Le retour des mines en Wallonie pour les terres rares? «On ne doit plus avoir peur du minier sale, ce n’est plus Germinal»
Georges-Louis Bouchez se dit «extrêmement pour» l’idée de forer les sols wallons afin d’en extraire des matières premières, comme des terres et des métaux rares, afin de se prémunir d’une guerre commerciale chinoise. La Belgique, comme toute l’Europe, a beaucoup de retard.
C’était le 30 septembre 1984, un important chapitre de l’histoire wallonne se fermait en même temps que le Roton, la dernière mine de charbon au sud du pays. Quarante ans plus tard, alors que la Chine et les Etats-Unis se livrent une guerre commerciale qui remet sur la table le spectre d’un protectionnisme incompatible avec le libéralisme mondialisé, la Wallonie pourrait rouvrir ses sols. C’est en tout cas ce qu’a énoncé le président du MR, Georges-Louis Bouchez, ce mercredi sur Bel RTL.

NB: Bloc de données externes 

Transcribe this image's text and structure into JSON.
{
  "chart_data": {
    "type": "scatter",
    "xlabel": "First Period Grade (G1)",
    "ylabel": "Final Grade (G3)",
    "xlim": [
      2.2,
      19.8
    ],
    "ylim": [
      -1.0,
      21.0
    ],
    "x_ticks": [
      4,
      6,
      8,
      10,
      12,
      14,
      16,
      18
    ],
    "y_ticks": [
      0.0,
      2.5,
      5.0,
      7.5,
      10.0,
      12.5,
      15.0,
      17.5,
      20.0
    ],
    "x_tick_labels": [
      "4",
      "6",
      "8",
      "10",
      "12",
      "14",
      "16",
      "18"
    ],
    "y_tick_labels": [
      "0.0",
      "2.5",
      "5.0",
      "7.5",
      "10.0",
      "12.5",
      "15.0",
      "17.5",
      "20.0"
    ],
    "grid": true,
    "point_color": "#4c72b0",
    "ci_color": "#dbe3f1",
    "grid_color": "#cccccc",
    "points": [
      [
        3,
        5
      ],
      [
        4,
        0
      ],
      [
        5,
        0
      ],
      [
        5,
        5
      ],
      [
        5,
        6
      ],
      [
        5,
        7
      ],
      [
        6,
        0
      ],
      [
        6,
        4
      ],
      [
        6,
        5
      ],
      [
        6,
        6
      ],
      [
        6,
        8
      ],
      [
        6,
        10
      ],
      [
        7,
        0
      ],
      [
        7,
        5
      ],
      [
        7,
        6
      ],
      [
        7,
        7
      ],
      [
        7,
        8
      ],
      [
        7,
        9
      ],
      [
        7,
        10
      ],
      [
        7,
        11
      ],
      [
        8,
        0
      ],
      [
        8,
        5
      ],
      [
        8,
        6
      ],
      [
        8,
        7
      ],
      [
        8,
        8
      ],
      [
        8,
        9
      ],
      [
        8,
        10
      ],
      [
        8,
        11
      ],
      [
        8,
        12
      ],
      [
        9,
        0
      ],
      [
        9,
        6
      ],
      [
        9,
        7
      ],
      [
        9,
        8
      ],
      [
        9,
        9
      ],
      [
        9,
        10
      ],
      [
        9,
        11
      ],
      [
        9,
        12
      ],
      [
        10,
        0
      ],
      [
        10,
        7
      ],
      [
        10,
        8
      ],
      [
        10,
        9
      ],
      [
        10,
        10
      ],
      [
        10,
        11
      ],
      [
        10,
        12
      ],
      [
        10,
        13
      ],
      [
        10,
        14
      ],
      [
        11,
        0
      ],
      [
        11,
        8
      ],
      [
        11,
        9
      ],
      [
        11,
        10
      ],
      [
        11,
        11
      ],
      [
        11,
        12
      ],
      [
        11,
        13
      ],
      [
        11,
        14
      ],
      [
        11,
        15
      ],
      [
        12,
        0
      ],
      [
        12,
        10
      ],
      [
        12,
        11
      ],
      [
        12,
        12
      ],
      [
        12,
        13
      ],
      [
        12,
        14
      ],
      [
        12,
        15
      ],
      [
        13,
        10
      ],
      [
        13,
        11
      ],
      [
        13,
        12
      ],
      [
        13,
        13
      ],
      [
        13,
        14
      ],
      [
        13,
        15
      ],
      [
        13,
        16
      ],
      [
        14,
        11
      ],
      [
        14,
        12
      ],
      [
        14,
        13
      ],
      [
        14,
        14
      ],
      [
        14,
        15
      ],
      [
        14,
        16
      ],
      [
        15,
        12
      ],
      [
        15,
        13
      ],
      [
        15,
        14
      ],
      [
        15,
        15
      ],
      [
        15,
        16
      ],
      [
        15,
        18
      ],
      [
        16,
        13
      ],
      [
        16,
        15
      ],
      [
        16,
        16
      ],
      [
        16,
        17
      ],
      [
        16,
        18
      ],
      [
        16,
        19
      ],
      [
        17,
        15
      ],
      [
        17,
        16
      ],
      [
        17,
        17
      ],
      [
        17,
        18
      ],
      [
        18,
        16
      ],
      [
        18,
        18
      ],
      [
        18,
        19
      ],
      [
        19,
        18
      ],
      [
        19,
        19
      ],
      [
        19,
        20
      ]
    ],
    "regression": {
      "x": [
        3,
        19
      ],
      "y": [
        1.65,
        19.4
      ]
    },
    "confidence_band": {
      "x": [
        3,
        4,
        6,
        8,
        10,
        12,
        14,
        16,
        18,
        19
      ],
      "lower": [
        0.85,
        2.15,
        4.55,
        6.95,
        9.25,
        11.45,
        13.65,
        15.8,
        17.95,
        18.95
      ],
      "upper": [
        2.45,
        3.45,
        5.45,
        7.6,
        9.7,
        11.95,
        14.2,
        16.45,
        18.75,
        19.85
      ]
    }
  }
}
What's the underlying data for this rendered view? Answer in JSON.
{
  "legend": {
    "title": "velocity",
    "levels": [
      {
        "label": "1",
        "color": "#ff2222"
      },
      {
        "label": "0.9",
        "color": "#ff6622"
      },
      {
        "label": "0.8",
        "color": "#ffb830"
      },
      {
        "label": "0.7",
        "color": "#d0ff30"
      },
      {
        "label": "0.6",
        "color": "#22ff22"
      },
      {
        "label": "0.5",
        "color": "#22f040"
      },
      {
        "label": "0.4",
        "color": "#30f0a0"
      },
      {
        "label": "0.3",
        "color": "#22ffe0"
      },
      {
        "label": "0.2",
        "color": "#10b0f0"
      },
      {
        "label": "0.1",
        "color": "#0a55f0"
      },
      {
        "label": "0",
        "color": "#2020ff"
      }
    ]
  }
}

L’impulsion ne vient cependant pas que du Montois, vu que l’Europe a sélectionné 47 nouveaux sites d’exploitation (dont deux en Belgique) de ressources dites «critiques», indispensables pour la vie quotidienne occidentale mais fournies par des puissances étrangères, comme le lithium ou des terres rares. Et pour le 25 mai, les Etats membres devront rendre un plan d’exploration de leur sol afin que le Vieux Continent puisse extraire 10% de ses besoins en matières premières critiques d’ici 2030. Le hic, c’est que «la Belgique n’a aucune idée de ce qu’il y a dans son sol, grimace Eric Pirard, géologue de l’ULiège. Tous les pays européens ont négligé leur sous-sol pendant les 40 ou 50 dernières années.» C’est d’ailleurs face à ce constat que le service Géologique de Belgique (qui devrait être rattaché au ministère de l’Economie plutôt qu’au musée des sciences naturelles, selon Eric Pirard) a publié, en juin dernier, un atlas des matières premières critiques. «L’atlas permet de donner des pistes pour élaborer ce plan d’exploration qui commencera par ce qu’il y a de plus certain, mais on n’est pas prêt de savoir quantifier les ressources», admet son autrice, la géologue au sein du service géologique de Belgique, Sophie Decrée.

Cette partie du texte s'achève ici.